Daha sonra Almanlar keşfetti Bursa’yı. Görece daha gelişmiş teknolojileriyle dünyaya üretim yapmaya başladılar. Yatırım indirimleri, teşvikler, Ar-Ge bölümlerine verilen ayrıcalıklar, kamuda hemen atılan imzalar, hükümet üyeleriyle kurulan diyaloglar hep işlerin iyi gitmesini beraberinde getirdi. Türk işadamları da yan sanayici olarak işyerleri açtılar. Her projenin belli parçaları sipariş ediliyor ve tezgahlar çalışmaya başlıyordu. Başka mesleklerden gelenler bile ana otomotiv sanayi için parça üretmenin dayanılmaz cazibesine dayanamıyor, birer sanayici olmanın avantajlarını yakalamanın iç huzurunu yaşıyorlardı.

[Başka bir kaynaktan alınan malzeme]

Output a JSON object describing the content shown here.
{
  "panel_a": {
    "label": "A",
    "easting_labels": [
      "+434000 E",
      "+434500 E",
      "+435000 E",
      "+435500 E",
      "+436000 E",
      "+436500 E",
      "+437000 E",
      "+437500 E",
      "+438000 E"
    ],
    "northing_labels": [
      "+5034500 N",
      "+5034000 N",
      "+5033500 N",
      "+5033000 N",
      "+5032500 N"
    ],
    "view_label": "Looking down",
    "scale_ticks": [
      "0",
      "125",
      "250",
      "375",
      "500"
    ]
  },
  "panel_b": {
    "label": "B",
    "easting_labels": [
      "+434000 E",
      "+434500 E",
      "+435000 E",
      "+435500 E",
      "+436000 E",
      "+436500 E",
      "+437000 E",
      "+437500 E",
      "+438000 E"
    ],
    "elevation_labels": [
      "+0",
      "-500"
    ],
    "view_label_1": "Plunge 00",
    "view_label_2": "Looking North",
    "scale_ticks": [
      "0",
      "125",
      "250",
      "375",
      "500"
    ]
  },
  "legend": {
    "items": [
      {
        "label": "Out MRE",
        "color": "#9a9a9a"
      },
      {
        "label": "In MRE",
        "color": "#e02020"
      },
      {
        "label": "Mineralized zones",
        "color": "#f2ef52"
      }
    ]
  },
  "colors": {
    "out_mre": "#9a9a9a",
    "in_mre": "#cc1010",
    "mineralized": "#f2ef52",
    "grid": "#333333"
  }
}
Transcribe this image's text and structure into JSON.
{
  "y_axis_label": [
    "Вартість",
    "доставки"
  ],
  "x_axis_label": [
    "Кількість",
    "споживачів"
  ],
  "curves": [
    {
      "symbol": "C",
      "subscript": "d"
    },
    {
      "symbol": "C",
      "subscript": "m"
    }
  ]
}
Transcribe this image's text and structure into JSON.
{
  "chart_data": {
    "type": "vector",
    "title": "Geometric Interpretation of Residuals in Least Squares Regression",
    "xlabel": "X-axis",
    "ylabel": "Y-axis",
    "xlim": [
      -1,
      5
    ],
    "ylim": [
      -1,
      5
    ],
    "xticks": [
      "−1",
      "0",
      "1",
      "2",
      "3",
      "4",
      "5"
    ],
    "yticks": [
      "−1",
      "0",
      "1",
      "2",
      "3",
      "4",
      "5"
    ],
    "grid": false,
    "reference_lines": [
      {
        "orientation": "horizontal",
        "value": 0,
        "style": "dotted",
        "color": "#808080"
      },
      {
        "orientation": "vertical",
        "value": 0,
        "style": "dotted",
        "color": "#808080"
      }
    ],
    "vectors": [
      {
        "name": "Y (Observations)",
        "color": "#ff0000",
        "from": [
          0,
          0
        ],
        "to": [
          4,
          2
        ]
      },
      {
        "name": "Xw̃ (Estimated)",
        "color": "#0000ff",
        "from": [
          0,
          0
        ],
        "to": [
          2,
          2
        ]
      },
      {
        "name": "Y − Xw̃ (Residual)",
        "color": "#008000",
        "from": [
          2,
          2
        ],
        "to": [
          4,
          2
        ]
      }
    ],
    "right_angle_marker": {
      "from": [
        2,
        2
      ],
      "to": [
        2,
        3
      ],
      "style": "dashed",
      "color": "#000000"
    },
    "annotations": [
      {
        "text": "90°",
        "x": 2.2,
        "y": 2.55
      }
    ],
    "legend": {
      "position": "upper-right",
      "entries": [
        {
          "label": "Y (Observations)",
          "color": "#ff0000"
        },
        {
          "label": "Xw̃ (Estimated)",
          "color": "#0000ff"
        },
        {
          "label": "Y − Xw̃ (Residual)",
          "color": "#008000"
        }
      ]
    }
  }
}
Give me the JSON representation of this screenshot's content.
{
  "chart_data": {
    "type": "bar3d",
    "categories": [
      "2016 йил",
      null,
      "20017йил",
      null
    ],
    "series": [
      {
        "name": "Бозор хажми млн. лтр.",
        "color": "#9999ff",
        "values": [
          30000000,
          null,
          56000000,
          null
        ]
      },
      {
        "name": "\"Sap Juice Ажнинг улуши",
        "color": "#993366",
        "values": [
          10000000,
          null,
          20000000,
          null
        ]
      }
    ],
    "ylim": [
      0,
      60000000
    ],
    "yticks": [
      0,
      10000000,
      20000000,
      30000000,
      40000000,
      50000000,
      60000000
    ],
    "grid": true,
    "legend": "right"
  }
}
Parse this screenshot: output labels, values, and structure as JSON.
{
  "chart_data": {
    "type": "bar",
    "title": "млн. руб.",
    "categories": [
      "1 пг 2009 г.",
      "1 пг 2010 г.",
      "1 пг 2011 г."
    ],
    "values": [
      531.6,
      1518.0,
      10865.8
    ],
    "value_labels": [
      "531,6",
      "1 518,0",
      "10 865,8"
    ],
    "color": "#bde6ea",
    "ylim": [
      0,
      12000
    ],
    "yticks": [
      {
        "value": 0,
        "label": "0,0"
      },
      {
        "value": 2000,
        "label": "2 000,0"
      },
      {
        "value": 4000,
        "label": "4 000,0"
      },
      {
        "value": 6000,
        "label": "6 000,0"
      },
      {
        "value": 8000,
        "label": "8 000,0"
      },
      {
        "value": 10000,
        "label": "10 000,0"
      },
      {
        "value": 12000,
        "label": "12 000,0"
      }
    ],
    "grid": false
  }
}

Gel zaman git zaman işler rayına oturdu diye düşünenler kara kara düşünmeye başladı. Çünkü dünya ekonomik krizlerinin ardından yan sanayicilerin kar marjları düşmeye başladı. Ana sanayici, hesap kitap yaparak yan sanayiciyi tam anlamıyla kıstırmanın ne olduğunu öğrendi. Karşılıklı görüşmeler kibarlık sınırları aşılmadan “işinize gelirse” diye bitmeye başladı. Alternatif işletmeler arasındaki derin rekabet de ana sanayicilerin işine geliyordu… Hatta emekli olduktan sonra yan sanayi firması kuranlara rastlanır oldu. İçeriden bilgi alabilen, arkadaşları güçlü konumlarda yer tutan bu “girişimciler” maalesef dengelerin bozulmasında etken oldular. Fabrika sahip ve ortakları kendi aralarında tartışma yaşamaya başladı. İflaslar, el değiştirmeler, icra yoluyla satılanlara rastlanır oldu.

Bu arada devreye Çin girdi. Ucuz ne kelime bedavaya yakın ücretlerle ve devlet destekleriyle dünyaya “gelin” çağrısı yapan komünist Çin, başarılı oldu ve markalar akın etti. Trilyon dolarlar konuşulmaya başlandı.

Bursa’dan gidenler de üretim tesisleri açtılar ya da kiraladılar orada. Çin’de üretim yaptıranların sayısı arttı. Götürdüğü parçayı 48 saat sonra oteldeki odasında gören Bursalı işadamının şaşkınlığını gözünüzün önüne getirin mesela… Her türlü ürünü üretmeye başlayan Çin, Bursa’daki yan sanayicileri tedirgin etti. Tekstilcilerimiz bile oradan hazır mamul mal getirmeye başladı… Kalitesizdi belki ama satılıyordu…

Şimdilerde uluslararası şirketler Balkan ülkelerini keşfetti. Örneğin Fransızlar Romanya’da Oyak Renault fabrikasının 4 katı büyüklüğünde bir işletme kurdular. Daha ucuz işgücü, daha az vergi, daha ucuz su, doğalgaz ve elektrik…

Aklıma kalıp meselesi geldi hemen. Söker götürürsün ve oraya monte edersin olur biter… Ya da Bursa’ya gelmesi beklenen yeni modelleri oraya kaydırırsın…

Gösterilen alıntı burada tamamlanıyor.